In FIG. 1 and FIGS. 2A and 2B, reference numeral 111 denotes a silicon substrate, reference numeral 112 denotes an isolation region, reference numeral 113 denotes an epitaxial SiGe layer serving as a source/drain, reference numeral 114 denotes a gate structure formed of a gate insulating film (not shown), a gate electrode 115 and side wall spacers 116.
The epitaxial SiGe layer 113 is obtained by forming SiGe in a recessed portion formed in a silicon substrate by selective epitaxial growth. Under epitaxial growth conditions with high selectivity, the SiGe layer 113 is formed only on exposed surfaces of the silicon substrate 111. Therefore, as shown in FIG. 2A, the SiGe layer 113 is not formed on the side surfaces of the isolation regions 112, and a facet 113a is formed in the SiGe layer 113. As a result, a gap 117 is formed between the isolation region 112 and the epitaxial SiGe layer 113. With the gap 117, when a silicide is formed on the epitaxial SiGe layer 113, the silicide is formed also on the facet 113a. Since the silicide formed on the facet 113a is very close to the silicon substrate 111, it causes the problem of deterioration in junction leakage property.
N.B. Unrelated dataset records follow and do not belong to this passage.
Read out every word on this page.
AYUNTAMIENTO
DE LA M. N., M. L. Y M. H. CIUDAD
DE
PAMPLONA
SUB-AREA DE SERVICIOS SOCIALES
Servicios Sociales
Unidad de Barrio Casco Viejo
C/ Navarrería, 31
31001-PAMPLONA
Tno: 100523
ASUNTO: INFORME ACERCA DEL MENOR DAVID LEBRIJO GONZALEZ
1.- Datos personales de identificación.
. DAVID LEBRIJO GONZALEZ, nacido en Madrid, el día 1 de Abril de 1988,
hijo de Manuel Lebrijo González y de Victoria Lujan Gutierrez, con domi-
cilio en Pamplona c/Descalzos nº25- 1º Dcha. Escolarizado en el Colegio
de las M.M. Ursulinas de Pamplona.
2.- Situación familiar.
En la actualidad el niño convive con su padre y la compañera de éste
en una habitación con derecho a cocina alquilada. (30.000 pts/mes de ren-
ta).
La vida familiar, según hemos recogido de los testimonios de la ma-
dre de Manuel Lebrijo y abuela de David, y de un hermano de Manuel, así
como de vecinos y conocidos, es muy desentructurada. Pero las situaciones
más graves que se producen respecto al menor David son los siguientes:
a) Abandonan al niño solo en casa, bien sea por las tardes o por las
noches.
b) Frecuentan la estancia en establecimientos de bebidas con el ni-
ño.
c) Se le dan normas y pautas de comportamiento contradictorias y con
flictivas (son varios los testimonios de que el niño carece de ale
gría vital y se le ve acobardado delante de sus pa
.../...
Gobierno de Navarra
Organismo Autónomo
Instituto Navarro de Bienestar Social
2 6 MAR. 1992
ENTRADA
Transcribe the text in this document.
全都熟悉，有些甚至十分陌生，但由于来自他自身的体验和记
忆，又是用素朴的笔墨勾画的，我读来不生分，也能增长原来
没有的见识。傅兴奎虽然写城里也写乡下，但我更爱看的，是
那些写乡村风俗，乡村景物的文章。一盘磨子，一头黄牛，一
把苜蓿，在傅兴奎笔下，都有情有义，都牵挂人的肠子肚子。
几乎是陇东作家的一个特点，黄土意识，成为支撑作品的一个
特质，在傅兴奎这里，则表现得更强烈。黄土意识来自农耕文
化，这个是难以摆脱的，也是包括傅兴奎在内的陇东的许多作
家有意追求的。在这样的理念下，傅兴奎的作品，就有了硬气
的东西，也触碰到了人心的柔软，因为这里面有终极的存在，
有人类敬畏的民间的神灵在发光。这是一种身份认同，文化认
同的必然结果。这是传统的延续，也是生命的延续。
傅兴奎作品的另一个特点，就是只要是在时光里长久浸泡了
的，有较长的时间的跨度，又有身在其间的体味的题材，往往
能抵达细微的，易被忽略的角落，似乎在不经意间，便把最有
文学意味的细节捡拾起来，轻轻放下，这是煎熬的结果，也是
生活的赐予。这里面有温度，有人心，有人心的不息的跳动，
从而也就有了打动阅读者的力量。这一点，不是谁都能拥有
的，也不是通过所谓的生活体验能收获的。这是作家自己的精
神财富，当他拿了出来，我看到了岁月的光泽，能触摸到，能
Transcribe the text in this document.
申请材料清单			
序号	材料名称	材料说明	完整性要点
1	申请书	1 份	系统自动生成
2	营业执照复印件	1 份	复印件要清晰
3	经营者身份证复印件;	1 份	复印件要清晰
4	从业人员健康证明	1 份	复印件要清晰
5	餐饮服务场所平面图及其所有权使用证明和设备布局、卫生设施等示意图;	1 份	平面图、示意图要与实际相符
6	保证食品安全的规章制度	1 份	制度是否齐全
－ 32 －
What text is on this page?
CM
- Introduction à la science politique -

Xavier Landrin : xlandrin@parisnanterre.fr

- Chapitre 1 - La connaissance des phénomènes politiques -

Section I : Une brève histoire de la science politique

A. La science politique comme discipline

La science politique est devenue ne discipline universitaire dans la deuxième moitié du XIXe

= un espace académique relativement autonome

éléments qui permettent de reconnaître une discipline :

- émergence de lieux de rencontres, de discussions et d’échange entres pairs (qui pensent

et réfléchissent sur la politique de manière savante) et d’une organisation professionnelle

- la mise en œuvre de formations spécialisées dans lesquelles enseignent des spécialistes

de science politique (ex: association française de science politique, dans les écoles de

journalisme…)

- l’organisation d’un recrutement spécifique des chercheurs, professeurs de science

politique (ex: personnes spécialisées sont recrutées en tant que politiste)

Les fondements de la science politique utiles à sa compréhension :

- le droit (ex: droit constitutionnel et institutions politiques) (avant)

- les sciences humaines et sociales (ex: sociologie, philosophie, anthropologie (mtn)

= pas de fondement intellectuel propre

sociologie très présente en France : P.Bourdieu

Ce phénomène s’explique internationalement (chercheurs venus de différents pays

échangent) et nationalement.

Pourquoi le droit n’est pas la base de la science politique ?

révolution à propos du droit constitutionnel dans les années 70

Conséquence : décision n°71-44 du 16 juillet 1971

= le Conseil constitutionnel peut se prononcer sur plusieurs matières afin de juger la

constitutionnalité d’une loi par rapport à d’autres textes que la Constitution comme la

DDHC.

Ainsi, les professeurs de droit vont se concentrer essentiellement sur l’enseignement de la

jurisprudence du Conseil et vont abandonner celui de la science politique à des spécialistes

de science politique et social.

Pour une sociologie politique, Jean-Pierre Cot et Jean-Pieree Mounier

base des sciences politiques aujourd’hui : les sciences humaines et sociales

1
Further, the facet reduces an effective channel width, and thus also causes the problem of deterioration in the transistor property.
The above problems may be caused not only when an SiGe layer is formed in a recessed portion of a silicon substrate by epitaxial growth, but also when generally a semiconductor layer is formed in a recessed portion of a semiconductor substrate by epitaxial growth.
As described above, in prior art, there is the problem that properties of the transistor is deteriorated due to a facet formed in an epitaxial semiconductor portion when the epitaxial semiconductor portion is formed in a recessed portion of a semiconductor substrate (semiconductor element region).